Amazon announces Nova, a new family of multimodal AI models | TechCrunch

Image Credits:Frederic Lardinois/TechCrunch

At its re:Invent conference on Tuesday, Amazon Web Services (AWS), Amazon’s cloud computing division, announced a new family of multimodal generative AI models it calls Nova.

There are four text-generating models in total: Micro, Lite, Pro, and Premier. Micro, Lite, and Pro are available Tuesday to AWS customers, while Premier will arrive in early 2025, Amazon CEO Andy Jassy said onstage.

In addition to those, there’s an image-generation model, Nova Canvas, and a video-generating model, Nova Reel. Both also launched on AWS this morning.

“We’ve continued to work on our own frontier models,” Jassy said, “and those frontier models have made a tremendous amount of progress over the last four to five months. And we figured, if we were finding value out of them, you would probably find value out of them.”

Micro, Lite, Pro, and Premier

The text-generating Nova models, which are optimized for 15 languages (but primarily English), have widely varying sizes and capabilities.

Micro can only take in text and output text but delivers the lowest latency of the bunch — processing text and generating responses the fastest.

Lite can process image, video, and text inputs reasonably quickly. Pro offers a balanced combination of accuracy, speed, and cost for a range of tasks. And Premier is the most capable, designed for complex workloads.

Pro and Premier, like Lite, can analyze text, images, and video. All three are well-suited for tasks like digesting documents and summarizing charts, meetings, and diagrams. AWS is positioning Premier, however, as more of a “teacher” model for creating tuned custom models, rather than a model to be used on its own.

Micro has a 128,000-token context window, meaning it can process up to around 100,000 words. Lite and Pro have 300,000-token context windows, which works out to around 225,000 words, 15,000 lines of computer code, or 30 minutes of footage.

In early 2025, certain Nova models’ context windows will expand to support over 2 million tokens, AWS says.

Jassy claims the Nova models are among the fastest in their class — and among the least expensive to run. They’re available in AWS Bedrock, Amazon’s AI development platform, where they can be fine-tuned on text, images, and video and distilled for improved speed and higher efficiency.

“We’ve optimized these models to work with proprietary systems and APIs, so that you can do multiple orchestrated automatic steps — agent behavior — much more easily with these models,” Jassy added. “So I think these are very compelling.”

Canvas and Reel

Canvas and Reel are AWS’ strongest play yet for generative media.

Canvas lets users generate and edit images using prompts (e.g., to remove backgrounds) and provides controls for the generated images’ color schemes and layouts. Reel, the more ambitious of the two models, creates videos up to six seconds in length from prompts or, optionally, reference images. Using Reel, users can adjust the camera motion to generate videos with pans, 360-degree rotations, and zoom.

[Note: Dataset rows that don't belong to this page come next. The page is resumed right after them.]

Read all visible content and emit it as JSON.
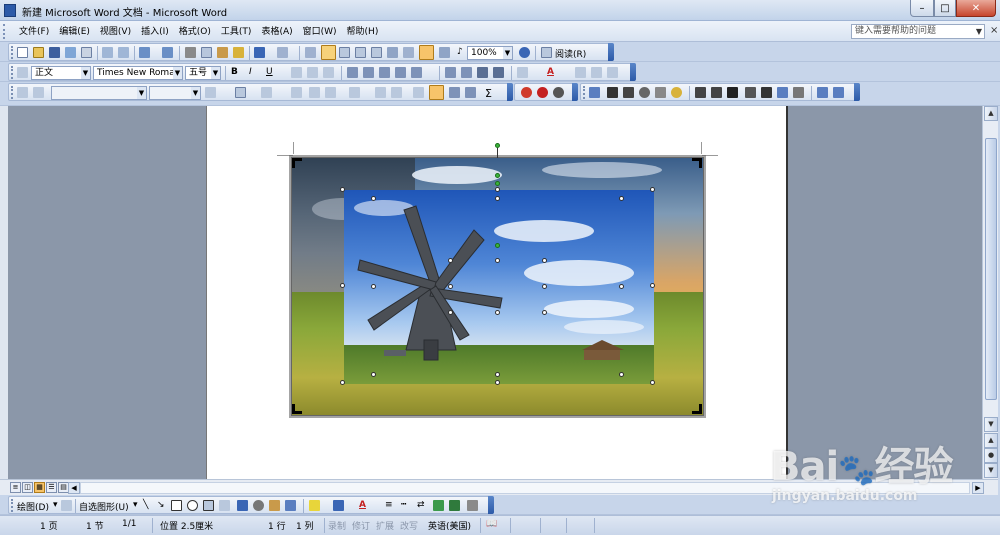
{
  "window": {
    "title": "新建 Microsoft Word 文档 - Microsoft Word",
    "minimize": "–",
    "maximize": "□",
    "close": "✕"
  },
  "menubar": {
    "items": [
      "文件(F)",
      "编辑(E)",
      "视图(V)",
      "插入(I)",
      "格式(O)",
      "工具(T)",
      "表格(A)",
      "窗口(W)",
      "帮助(H)"
    ],
    "help_placeholder": "键入需要帮助的问题",
    "close_doc": "×"
  },
  "standard_toolbar": {
    "zoom": "100%",
    "read_label": "阅读(R)"
  },
  "formatting_toolbar": {
    "style": "正文",
    "font": "Times New Roman",
    "size": "五号",
    "bold": "B",
    "italic": "I",
    "underline": "U",
    "sigma": "Σ"
  },
  "drawing_toolbar": {
    "draw_label": "绘图(D)",
    "autoshapes_label": "自选图形(U)"
  },
  "statusbar": {
    "page": "1 页",
    "section": "1 节",
    "page_of": "1/1",
    "position": "位置 2.5厘米",
    "line": "1 行",
    "column": "1 列",
    "rec": "录制",
    "trk": "修订",
    "ext": "扩展",
    "ovr": "改写",
    "language": "英语(美国)"
  },
  "watermark": {
    "brand": "Bai",
    "brand_cn": "经验",
    "url": "jingyan.baidu.com"
  },
  "colors": {
    "titlebar": "#c2d3ea",
    "toolbar": "#c7d5ea",
    "close_button": "#c7452c",
    "doc_background": "#8b97a9"
  }
}
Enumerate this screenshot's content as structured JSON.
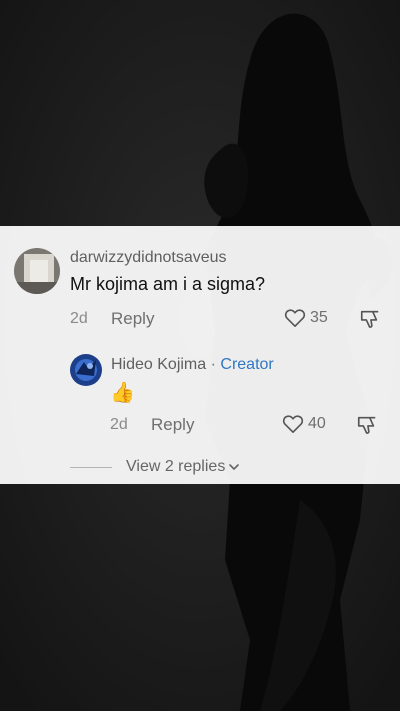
{
  "comment": {
    "username": "darwizzydidnotsaveus",
    "text": "Mr kojima am i a sigma?",
    "age": "2d",
    "reply_label": "Reply",
    "likes": "35",
    "avatar_icon": "user-photo-avatar"
  },
  "reply": {
    "username": "Hideo Kojima",
    "separator": "·",
    "badge": "Creator",
    "text": "👍",
    "age": "2d",
    "reply_label": "Reply",
    "likes": "40",
    "avatar_icon": "creator-avatar"
  },
  "thread": {
    "view_replies_label": "View 2 replies",
    "chevron_icon": "chevron-down-icon"
  },
  "colors": {
    "creator_badge": "#2f78c4",
    "card_bg": "#ffffff",
    "background": "#1b1b1b"
  }
}
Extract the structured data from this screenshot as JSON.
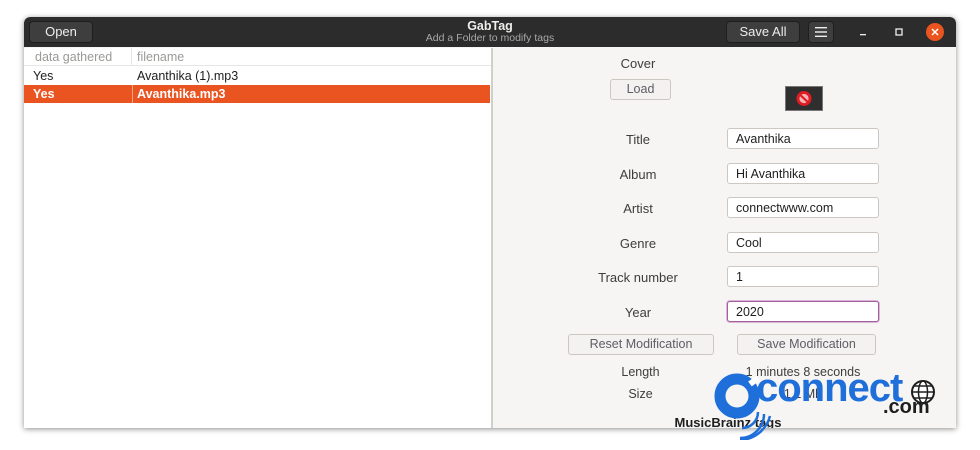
{
  "header": {
    "open_label": "Open",
    "title": "GabTag",
    "subtitle": "Add a Folder to modify tags",
    "save_all_label": "Save All"
  },
  "files": {
    "columns": [
      "data gathered",
      "filename"
    ],
    "rows": [
      {
        "gathered": "Yes",
        "filename": "Avanthika (1).mp3"
      },
      {
        "gathered": "Yes",
        "filename": "Avanthika.mp3"
      }
    ]
  },
  "editor": {
    "cover_label": "Cover",
    "load_label": "Load",
    "title_label": "Title",
    "title_value": "Avanthika",
    "album_label": "Album",
    "album_value": "Hi Avanthika",
    "artist_label": "Artist",
    "artist_value": "connectwww.com",
    "genre_label": "Genre",
    "genre_value": "Cool",
    "track_label": "Track number",
    "track_value": "1",
    "year_label": "Year",
    "year_value": "2020",
    "reset_label": "Reset Modification",
    "save_label": "Save Modification",
    "length_label": "Length",
    "length_value": "1 minutes 8 seconds",
    "size_label": "Size",
    "size_value": "1.1 Mb",
    "musicbrainz_label": "MusicBrainz tags"
  },
  "watermark": {
    "text": "connect",
    "domain": ".com"
  },
  "colors": {
    "accent": "#e95420",
    "headerbar": "#2c2c2c"
  }
}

Reel is currently limited to six-second videos (which take about three minutes to generate), but a version that can create two-minute-long videos is “coming soon,” according to AWS.

Here’s a sample:

Image Credits:AWS

And another:

Image Credits:AWS

And here are images from Canvas:

Canvas can generate images in a range of styles, AWS says, and extend existing images or insert objects into scenes.

Jassy stressed that both Canvas and Reel have “built-in” controls for responsible use, including watermarking and content moderation. “[We’re trying] to limit the generation of harmful content,” he said.

AWS expanded on the safeguards in a blog post, saying that Nova “extends [its] safety measures to combat the spread of misinformation, child sexual abuse material, and chemical, biological, radiological, or nuclear risks.” It’s not clear what this means in practice, however — or what forms those measures take.

AWS also continues to remain vague about which data, exactly, it uses to train all its generative models. The company previously told TechCrunch only that it’s a combination of proprietary and licensed data.

Few vendors willingly reveal such information. They see training data as a competitive advantage and thus keep it — and info relating to it — a closely guarded secret. Training data details are also a potential source of IP-related lawsuits, another disincentive to reveal much.

In lieu of transparency, AWS offers an indemnification policy that covers customers in the event one of its models regurgitates (i.e., spits out a mirror copy of) a potentially copyrighted still.

So, what’s next for Nova? Jassy says that AWS is working on a speech-to-speech model — a model that’ll take speech in and output a transformed version of it — for Q1 2025, and an “any-to-any” model for around mid-2025.

Image Credits:Frederic Lardinois/TechCrunch

The speech-to-speech model will also be able to interpret verbal and nonverbal cues, like tone and cadence, and deliver natural, “human-like” voices, Amazon says. As for the any-to-any model, it’ll theoretically power applications from translators to content editors to AI assistants.

That’s assuming it doesn’t suffer any setbacks, of course.

“You’ll be able to input text, speech, images, or video and output text, speech, images, or video,” Jassy said of the any-to-any model. “This is the future of how frontier models are going to be built and consumed.”